不對,就算他將大秦皇室血脈屠淨,他也不一定能坐上皇位。他手上的權力,還不夠!
「是。」景炎發火還是很可怕的,圍攻秦寂言的將士雖然不甘,可卻不敢與景炎硬來,只得不情不願的退下。
秦寂言掃了一眼,嘲諷的道:「御下不嚴,令出無人執行。就你這樣,也想當皇帝?」
不過是幾個小兵,還不是自己親近的人,居然就敢不聽令,景炎這少主當得似乎也不怎麼舒坦。
「他們不過是為我著想,何錯之有。」景炎不是個沉不住氣的人,也不會輕易受人挑撥。
「你真得這麼認為嗎?」秦寂言反問一句,明顯不安好心,可就算知道秦寂言不安好心又能如何,秦寂言說得是事實。
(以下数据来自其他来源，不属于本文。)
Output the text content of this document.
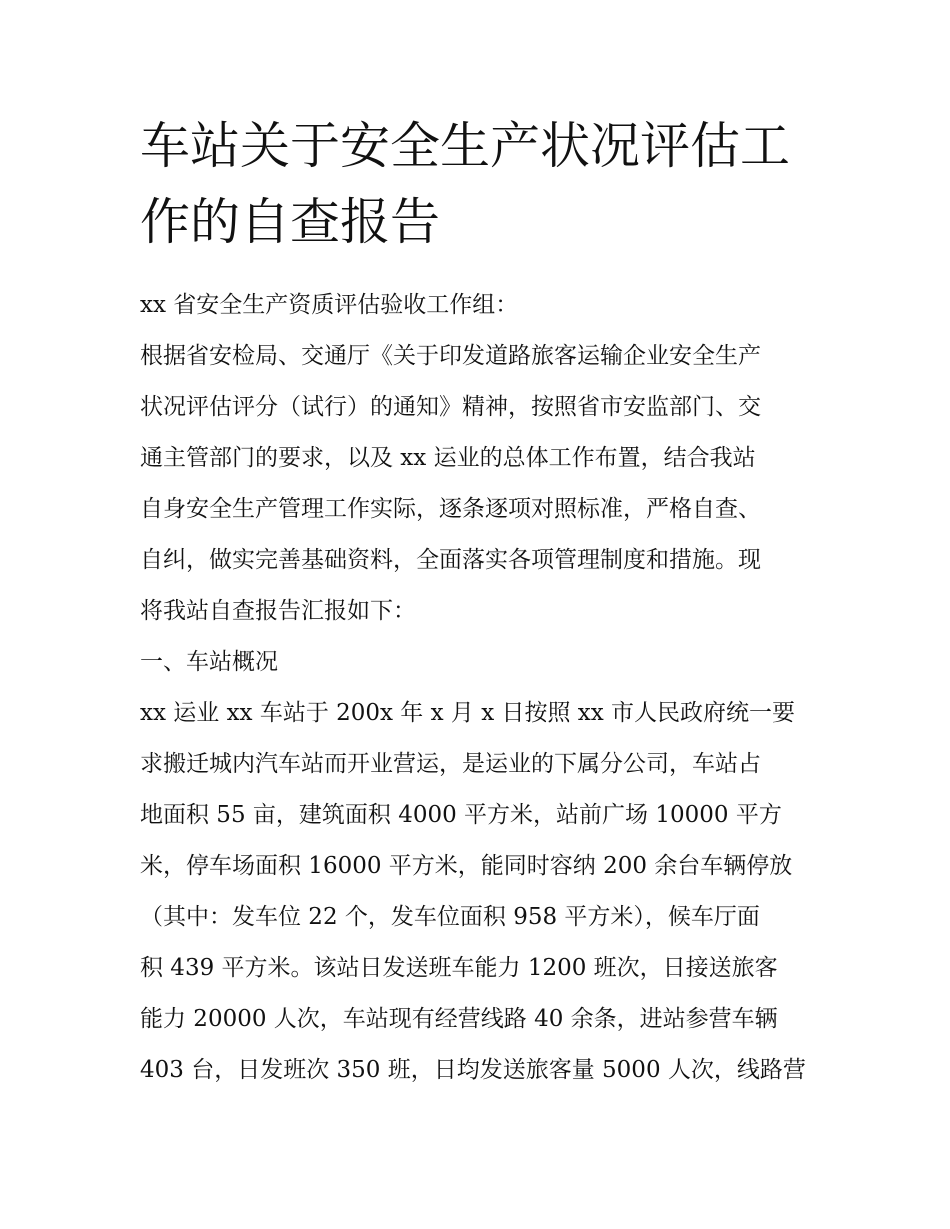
车站关于安全生产状况评估工
作的自查报告
xx 省安全生产资质评估验收工作组：
根据省安检局、交通厅《关于印发道路旅客运输企业安全生产
状况评估评分（试行）的通知》精神，按照省市安监部门、交
通主管部门的要求，以及 xx 运业的总体工作布置，结合我站
自身安全生产管理工作实际，逐条逐项对照标准，严格自查、
自纠，做实完善基础资料，全面落实各项管理制度和措施。现
将我站自查报告汇报如下：
一、车站概况
xx 运业 xx 车站于 200x 年 x 月 x 日按照 xx 市人民政府统一要
求搬迁城内汽车站而开业营运，是运业的下属分公司，车站占
地面积 55 亩，建筑面积 4000 平方米，站前广场 10000 平方
米，停车场面积 16000 平方米，能同时容纳 200 余台车辆停放
（其中：发车位 22 个，发车位面积 958 平方米），候车厅面
积 439 平方米。该站日发送班车能力 1200 班次，日接送旅客
能力 20000 人次，车站现有经营线路 40 余条，进站参营车辆
403 台，日发班次 350 班，日均发送旅客量 5000 人次，线路营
景炎沒有回答,只是淡淡一笑,叉開話題,「聖上深夜造訪,想必不是為了與我說這些事,我們進去談可好?」
景炎側身,讓出一條道,示意秦寂言先走。
有些事點到即止,比說破更有效。秦寂言不再多言,收起劍就往前走。
兩人來到景炎與手下議事的營帳,分主次坐下。這一次景炎是主,自然坐在正位,而秦寂言有所求,就算是坐在次位,他也不會在意。
這個時候,他哪有心情介意這些虛的東西。
「我的來意想必你明白。說吧,你有什麼要求?」秦寂言沒空與景炎比耐力,一坐下便直接開口。
他主動上門,就失了主控權,這個時候要和景炎爭什麼,反倒是落了下乘。
秦寂言的急切,在景炎的預料之中。景炎不疾不徐的開口,「我要你禪位,你做得到嗎?」
「你想做大秦的皇帝?」說實話,景炎的要求讓秦寂言很意外。
這不是聰明人會做的事。
「我一直很想,你不是知道嗎?」景炎面上掛著溫潤的笑,讓人看不出他是認真的還是偽裝的。
秦寂言索性直接問,「你是認真的?」
「當然是認真的,聖旨都給你準備好了,你只需要寫好禪位詔書,再蓋上玉璽即可。」景炎從抽屜里,拿出一張明黃的聖旨,「知道你會來,我都提前準備好了。」
「玉璽不在我身上。」秦寂言沒有拒絕,也沒有滿口應下。
禪位詔書這種東西,真得……不能隨便亂寫。